Alla luce di questi elementi, scrive il giudice dell’appello, una siffatta società deve equipararsi a una società in house – soggetta, in quanto tale, alla giurisdizione contabile – tanto più per il fatto di trovarsi nello stato di liquidazione, fase in cui «la società prosegue nella propria attività al solo scopo di liquidare il patrimonio», senza più l’obiettivo «di tutelare l’esercizio dell’impresa, quanto piuttosto quello di tutelare i patrimoni dei soci e dei creditori». In questa prospettiva, la qualificazione della società mista come società in house non sarebbe contraddetta dalla consistente partecipazione di un socio privato, in quanto ad avviso dei giudici contabili, già nel 2014 la presenza di una quota privata non determinante poteva ritenersi consentita dall’articolo 12, comma 1, della direttiva 2014/24/Ue, avente carattere self-executive e quindi immediatamente vincolante nell’ordinamento nazionale.

La decisione in Cassazione
Nel riesaminare la vicenda, le Sezioni unite contestano alla radice quest’ultimo assunto, osservando che la direttiva europea recava un termine per il recepimento degli Stati membri (18 aprile 2016) che è in concreto avvenuto nel nostro paese – senza alcun effetto retroattivo – soltanto con il dlgs 50/2016 (codice dei contratti). Prima di quella data, quindi, e segnatamente all’epoca dei fatti, dovevano ritenersi operanti i connotati tradizionali dell’in house providing tra cui appunto la titolarità esclusiva del capitale sociale in mano pubblica, con il connesso divieto di cessione delle azioni a privati.
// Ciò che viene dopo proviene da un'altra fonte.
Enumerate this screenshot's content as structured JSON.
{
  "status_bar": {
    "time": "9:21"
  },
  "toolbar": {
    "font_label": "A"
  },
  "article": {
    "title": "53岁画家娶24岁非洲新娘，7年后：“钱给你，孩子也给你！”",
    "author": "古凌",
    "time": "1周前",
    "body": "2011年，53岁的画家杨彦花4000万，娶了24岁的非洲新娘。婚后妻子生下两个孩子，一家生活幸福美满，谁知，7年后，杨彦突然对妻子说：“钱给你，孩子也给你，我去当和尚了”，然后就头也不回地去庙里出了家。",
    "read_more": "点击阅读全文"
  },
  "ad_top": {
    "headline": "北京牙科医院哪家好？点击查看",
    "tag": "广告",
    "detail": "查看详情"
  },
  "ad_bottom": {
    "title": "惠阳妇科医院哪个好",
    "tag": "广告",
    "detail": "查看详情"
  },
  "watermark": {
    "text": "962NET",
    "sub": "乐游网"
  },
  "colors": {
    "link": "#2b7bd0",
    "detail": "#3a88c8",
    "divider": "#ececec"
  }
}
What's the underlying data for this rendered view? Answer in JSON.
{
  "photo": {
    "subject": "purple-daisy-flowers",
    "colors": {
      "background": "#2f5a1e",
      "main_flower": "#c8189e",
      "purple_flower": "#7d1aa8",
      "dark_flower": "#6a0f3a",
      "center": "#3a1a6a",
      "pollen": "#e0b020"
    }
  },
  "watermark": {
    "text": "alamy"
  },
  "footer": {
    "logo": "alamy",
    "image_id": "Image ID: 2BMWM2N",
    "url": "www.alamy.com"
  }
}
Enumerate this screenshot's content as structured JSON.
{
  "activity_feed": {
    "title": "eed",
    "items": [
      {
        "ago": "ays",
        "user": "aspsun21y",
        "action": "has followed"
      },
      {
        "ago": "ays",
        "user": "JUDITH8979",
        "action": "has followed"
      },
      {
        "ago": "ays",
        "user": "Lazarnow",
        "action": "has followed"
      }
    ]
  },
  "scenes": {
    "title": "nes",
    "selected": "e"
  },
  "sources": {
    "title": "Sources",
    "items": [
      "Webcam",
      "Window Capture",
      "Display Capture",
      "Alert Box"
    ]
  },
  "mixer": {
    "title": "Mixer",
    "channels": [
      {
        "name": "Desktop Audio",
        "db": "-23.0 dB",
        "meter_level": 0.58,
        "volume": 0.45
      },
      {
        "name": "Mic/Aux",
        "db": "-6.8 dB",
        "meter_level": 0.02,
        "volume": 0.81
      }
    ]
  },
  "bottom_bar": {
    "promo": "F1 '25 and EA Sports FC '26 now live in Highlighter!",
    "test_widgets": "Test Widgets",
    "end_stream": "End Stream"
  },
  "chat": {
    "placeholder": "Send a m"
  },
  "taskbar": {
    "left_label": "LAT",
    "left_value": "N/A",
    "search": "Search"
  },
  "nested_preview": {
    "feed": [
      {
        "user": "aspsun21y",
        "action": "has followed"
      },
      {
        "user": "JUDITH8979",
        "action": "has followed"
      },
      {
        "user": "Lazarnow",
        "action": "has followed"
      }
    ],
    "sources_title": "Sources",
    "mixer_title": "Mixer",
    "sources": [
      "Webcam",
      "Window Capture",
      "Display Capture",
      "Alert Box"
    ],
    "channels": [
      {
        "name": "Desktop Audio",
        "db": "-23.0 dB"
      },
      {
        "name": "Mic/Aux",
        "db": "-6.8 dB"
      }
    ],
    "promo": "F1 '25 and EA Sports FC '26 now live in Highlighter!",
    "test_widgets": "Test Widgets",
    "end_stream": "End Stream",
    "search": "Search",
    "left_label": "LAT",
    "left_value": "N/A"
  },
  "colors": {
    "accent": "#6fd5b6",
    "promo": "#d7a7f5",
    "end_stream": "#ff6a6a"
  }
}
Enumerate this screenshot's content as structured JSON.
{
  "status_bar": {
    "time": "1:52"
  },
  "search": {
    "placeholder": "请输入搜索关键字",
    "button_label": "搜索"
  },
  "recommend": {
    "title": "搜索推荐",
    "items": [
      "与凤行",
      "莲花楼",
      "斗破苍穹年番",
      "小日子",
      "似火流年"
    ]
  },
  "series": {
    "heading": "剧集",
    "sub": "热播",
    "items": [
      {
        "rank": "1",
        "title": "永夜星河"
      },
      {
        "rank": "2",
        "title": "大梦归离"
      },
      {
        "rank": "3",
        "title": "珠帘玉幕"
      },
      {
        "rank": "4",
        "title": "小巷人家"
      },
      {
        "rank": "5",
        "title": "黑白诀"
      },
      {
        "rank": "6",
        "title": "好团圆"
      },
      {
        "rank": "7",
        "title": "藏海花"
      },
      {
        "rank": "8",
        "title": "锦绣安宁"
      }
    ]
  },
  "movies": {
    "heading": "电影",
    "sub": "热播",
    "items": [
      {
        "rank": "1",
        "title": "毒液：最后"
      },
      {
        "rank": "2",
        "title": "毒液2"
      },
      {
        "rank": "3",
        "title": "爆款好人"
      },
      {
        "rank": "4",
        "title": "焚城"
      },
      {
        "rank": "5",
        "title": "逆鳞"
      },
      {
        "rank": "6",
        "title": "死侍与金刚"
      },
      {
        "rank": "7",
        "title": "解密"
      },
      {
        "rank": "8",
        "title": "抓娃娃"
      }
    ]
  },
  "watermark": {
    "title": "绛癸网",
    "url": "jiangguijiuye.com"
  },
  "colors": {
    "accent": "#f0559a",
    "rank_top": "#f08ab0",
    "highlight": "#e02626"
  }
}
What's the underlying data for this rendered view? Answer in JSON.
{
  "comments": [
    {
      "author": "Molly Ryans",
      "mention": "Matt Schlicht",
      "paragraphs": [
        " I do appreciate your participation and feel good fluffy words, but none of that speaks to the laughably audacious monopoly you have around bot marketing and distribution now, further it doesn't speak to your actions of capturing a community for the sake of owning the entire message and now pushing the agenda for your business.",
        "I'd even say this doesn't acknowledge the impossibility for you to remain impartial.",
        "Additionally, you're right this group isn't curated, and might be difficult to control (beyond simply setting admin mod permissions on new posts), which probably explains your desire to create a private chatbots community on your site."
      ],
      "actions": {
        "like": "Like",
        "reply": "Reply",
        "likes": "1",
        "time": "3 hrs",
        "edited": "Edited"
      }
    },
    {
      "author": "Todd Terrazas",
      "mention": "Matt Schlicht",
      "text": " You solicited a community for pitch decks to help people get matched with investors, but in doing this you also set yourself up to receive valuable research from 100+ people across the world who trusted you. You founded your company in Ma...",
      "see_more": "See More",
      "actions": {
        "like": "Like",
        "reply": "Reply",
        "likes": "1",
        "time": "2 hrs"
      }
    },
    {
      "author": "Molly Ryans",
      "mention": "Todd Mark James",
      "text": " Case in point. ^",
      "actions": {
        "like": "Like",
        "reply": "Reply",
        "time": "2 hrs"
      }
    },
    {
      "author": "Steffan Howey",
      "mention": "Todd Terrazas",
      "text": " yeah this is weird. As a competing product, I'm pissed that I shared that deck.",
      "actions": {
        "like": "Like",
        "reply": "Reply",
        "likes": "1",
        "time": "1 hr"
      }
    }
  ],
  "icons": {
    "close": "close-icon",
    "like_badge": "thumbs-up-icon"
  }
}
A margine della pronuncia in commento è il caso di osservare che un’interpretazione restrittiva circa la composizione del capitale della società in house appare fondata non soltanto nel quadro normativo antecedente l’entrata in vigore dell’articolo 12 della direttiva 2014/24/Ue, ma anche dopo che tale disposto è stato recepito nel nostro ordinamento.
È vero, infatti, che oggi l’articolo 5, comma 1, lettera c), del Dlgs 50/2016 consente l’affidamento in house là dove è soddisfatta la condizione secondo cui «nella persona giuridica controllata non vi è alcuna partecipazione diretta di capitali privati, ad eccezione di forme di partecipazione di capitali privati le quali non comportano controllo o potere di veto previste dalla legislazione nazionale, in conformità dei trattati, che non esercitano un’influenza determinante sulla persona giuridica controllata».
È altresì vero, tuttavia, che nel quadro normativo italiano non vi è una fonte giuridica che disciplini questa forma di eccezione in rapporto alle società in house, per cui il dettato comunitario è rimasto privo di effetti e non ha apportato sostanziali novità rispetto al requisito del capitale interamente pubblico, più volte ribadito dalla giurisprudenza nazionale ed europea.